Целую в лобик и подтягиваю плед с рисунками солдатиков выше. Ноги не слушаются, когда поднимаюсь. Шатаюсь как пьяная. Взгляд плывёт. Кое-как добираюсь до своей спальни. Скидываю халат и надеваю пеньюар. Сажусь перед зеркалом на высокий пуфик и беру в руки расчёску. Пару раз провожу по волосам и срываюсь на рыдания. Расчёска падает на пол, ковёр глушит удар. Роняю голову на руки и вою в ладони, кусая пальцы, дабы никто не слышал. Крики вибрируют в груди. И горит там всё, пульсирует. Волосы лезут в рот, пропитываются солью. Мозг раздувается. Сердце колотится так быстро и громко, что пульс в ушах долбит. И я не сразу замечаю присутствие постороннего человека в спальне. Только мелькнувшее отражение силуэта в полутьме приглушённого ночника. Вскакиваю, смахнув рукой всё, что стояло с краю: косметику, туалетную воду, шкатулку с украшениями.

– Тихо, Крис, это я. – сипит Пашка, приобняв за плечи и прижав к себе.

– Он… ушёл? – выталкиваю, срываясь на вынужденные паузы.

– Нет. Останется пока.

– Паша! – подрываю на него лицо в негодовании.

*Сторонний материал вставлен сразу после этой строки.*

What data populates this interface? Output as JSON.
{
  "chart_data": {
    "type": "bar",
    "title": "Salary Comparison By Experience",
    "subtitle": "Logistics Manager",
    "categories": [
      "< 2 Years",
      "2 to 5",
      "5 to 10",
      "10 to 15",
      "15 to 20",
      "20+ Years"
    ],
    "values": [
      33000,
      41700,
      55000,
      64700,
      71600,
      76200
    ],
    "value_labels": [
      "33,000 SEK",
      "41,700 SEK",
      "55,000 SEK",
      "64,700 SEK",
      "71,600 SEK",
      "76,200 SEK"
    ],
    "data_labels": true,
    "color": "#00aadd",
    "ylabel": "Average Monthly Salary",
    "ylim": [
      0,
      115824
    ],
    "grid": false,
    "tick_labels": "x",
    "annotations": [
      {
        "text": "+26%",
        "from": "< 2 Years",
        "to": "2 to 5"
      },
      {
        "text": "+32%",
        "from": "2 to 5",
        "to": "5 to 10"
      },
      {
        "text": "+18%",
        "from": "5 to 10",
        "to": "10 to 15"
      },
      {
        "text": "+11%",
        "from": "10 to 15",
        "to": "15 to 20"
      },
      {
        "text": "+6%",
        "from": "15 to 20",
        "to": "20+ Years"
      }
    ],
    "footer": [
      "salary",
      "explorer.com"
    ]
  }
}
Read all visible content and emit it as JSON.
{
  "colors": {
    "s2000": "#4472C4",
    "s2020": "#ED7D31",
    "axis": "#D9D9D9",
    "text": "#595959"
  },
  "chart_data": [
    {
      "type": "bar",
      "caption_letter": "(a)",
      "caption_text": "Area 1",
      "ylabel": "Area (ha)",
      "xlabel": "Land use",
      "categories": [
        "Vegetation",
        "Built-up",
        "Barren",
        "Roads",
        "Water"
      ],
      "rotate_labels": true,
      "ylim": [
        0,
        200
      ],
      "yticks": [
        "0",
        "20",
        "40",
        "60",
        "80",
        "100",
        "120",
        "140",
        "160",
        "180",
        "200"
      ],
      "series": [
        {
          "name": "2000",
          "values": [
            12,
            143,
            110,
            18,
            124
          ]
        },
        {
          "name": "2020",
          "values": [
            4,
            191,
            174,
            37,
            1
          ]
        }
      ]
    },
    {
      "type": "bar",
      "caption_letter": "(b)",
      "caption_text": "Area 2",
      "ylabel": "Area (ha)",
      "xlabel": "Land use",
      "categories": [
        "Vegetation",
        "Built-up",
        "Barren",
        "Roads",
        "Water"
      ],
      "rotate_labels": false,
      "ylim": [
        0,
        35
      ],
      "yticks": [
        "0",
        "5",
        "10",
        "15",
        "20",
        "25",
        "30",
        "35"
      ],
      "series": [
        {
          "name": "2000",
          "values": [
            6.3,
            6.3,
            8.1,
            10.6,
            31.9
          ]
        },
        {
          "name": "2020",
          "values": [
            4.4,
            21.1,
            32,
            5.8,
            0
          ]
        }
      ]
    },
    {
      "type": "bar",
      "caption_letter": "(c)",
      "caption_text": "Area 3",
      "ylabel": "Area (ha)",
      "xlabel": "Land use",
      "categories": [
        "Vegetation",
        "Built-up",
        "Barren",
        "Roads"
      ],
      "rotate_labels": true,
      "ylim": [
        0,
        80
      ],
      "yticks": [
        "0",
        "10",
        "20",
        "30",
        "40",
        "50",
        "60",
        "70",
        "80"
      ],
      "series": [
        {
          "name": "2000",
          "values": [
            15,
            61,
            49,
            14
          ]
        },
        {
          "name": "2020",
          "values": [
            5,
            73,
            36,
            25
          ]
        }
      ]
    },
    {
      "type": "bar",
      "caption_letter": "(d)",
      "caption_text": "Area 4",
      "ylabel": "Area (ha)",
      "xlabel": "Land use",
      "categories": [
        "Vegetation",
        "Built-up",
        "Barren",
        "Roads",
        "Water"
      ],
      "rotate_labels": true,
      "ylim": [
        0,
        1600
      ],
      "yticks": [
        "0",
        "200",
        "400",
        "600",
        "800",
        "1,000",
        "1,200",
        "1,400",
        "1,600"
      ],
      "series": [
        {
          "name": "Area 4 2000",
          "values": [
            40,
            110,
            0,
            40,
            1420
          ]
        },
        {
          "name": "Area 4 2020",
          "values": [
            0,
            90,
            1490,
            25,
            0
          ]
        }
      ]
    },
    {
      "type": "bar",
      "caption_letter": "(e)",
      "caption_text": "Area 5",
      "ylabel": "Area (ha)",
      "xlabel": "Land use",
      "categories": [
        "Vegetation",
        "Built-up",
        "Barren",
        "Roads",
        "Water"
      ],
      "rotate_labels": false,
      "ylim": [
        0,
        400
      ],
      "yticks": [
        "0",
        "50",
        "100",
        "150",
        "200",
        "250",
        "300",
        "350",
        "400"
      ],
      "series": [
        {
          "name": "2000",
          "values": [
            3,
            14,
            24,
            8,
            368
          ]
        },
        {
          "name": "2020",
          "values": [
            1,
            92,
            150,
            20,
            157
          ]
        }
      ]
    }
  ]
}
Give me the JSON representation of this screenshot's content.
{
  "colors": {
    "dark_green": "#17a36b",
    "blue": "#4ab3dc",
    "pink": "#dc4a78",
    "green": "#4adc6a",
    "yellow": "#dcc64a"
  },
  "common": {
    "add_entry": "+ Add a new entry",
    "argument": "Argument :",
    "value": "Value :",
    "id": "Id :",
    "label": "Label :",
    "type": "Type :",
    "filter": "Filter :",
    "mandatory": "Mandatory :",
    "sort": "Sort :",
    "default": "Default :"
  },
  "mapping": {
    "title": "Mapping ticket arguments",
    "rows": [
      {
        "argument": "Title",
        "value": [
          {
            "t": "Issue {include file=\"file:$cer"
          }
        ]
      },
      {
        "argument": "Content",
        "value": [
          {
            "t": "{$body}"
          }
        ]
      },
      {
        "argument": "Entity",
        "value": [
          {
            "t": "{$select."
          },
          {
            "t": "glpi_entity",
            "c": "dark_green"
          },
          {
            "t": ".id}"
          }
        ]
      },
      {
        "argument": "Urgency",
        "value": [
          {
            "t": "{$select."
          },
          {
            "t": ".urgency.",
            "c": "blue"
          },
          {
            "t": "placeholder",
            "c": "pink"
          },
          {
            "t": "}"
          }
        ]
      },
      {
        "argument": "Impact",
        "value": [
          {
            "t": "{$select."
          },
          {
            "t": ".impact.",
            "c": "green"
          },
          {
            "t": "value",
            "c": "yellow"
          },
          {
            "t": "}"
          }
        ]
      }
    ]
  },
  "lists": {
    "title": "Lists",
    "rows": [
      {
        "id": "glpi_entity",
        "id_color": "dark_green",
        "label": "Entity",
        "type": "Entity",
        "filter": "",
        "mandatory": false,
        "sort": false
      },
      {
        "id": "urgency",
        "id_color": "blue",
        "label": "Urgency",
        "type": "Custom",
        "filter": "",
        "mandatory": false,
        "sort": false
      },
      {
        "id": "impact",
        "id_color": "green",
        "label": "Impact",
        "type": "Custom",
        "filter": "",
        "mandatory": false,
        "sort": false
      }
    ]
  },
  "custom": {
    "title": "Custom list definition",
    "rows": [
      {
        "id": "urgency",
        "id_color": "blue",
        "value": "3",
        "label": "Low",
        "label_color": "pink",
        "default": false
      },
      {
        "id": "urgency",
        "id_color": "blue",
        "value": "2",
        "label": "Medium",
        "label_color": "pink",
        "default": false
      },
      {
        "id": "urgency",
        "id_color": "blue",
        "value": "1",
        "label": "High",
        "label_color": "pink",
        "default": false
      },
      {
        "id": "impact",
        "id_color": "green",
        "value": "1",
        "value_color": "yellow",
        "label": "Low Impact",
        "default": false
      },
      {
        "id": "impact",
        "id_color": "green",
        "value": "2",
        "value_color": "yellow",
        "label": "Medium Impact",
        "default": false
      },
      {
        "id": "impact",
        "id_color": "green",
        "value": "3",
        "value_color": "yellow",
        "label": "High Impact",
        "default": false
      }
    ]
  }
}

– Мы поговорим спокойно. Мне удалось уговорить Андрюху выйти на разговор. Не бойся. – проводит пальцами по моей щеке. – Про Мирона и истинные причины нашего поступка он от меня не узнает.

– А от кого узнает? – шуршу растерянно.

– Только от тебя.

Отворачиваюсь. Пашка стоит ещё с минуту и уходит.

От меня? Я пыталась сказать. Но если я ему настолько противна, то как он отнесётся к тому, что у него ребёнок от женщины, которую он презирает? Нет, не узнает. И Паша не рискнёт сказать.

Присаживаюсь на корточки и собираю рассыпавшиеся драгоценности. Их много разных: простеньких и аккуратных для будничной жизни и броских, массивных, вычурных, чтобы блистать в обществе. Блистать, улыбаться, смеяться в камеры. Играть роль счастливой женщины.

– Ненавижу! – выкрикиваю, швыряя шкатулку в стену.

Падаю лицом на кровать и реву, выплакивая всю накопленную за годы тоску, пока не отключаюсь.

Утром, впрочем, несмотря ни на что, встаю рано. Умываюсь, чищу зубы, расчёсываюсь. Накидываю халат и на цыпочках заглядываю в комнату сына. Спит, раскидав во все стороны руки и ноги, одеяло на полу, подушка в ногах. Смеясь, возвращаю её на место и укрываю Мирона. Опять смотрю так, будто вижу впервые. Копия же. Как Андрей мог подумать, что это сын Макеева? Слепой дурак!

Заглядываю в спальню к Паше, и меня едва не выворачивает наизнанку от стоящего там перегара. Открываю окно, чтобы хоть немного проветрилось. Иду на кухню и включаю кофемашину, как меня отвлекает какое-то движение. Оборачиваюсь, уверенная, что сын проснулся, но вместо этого вижу храпящего на диване Андрея.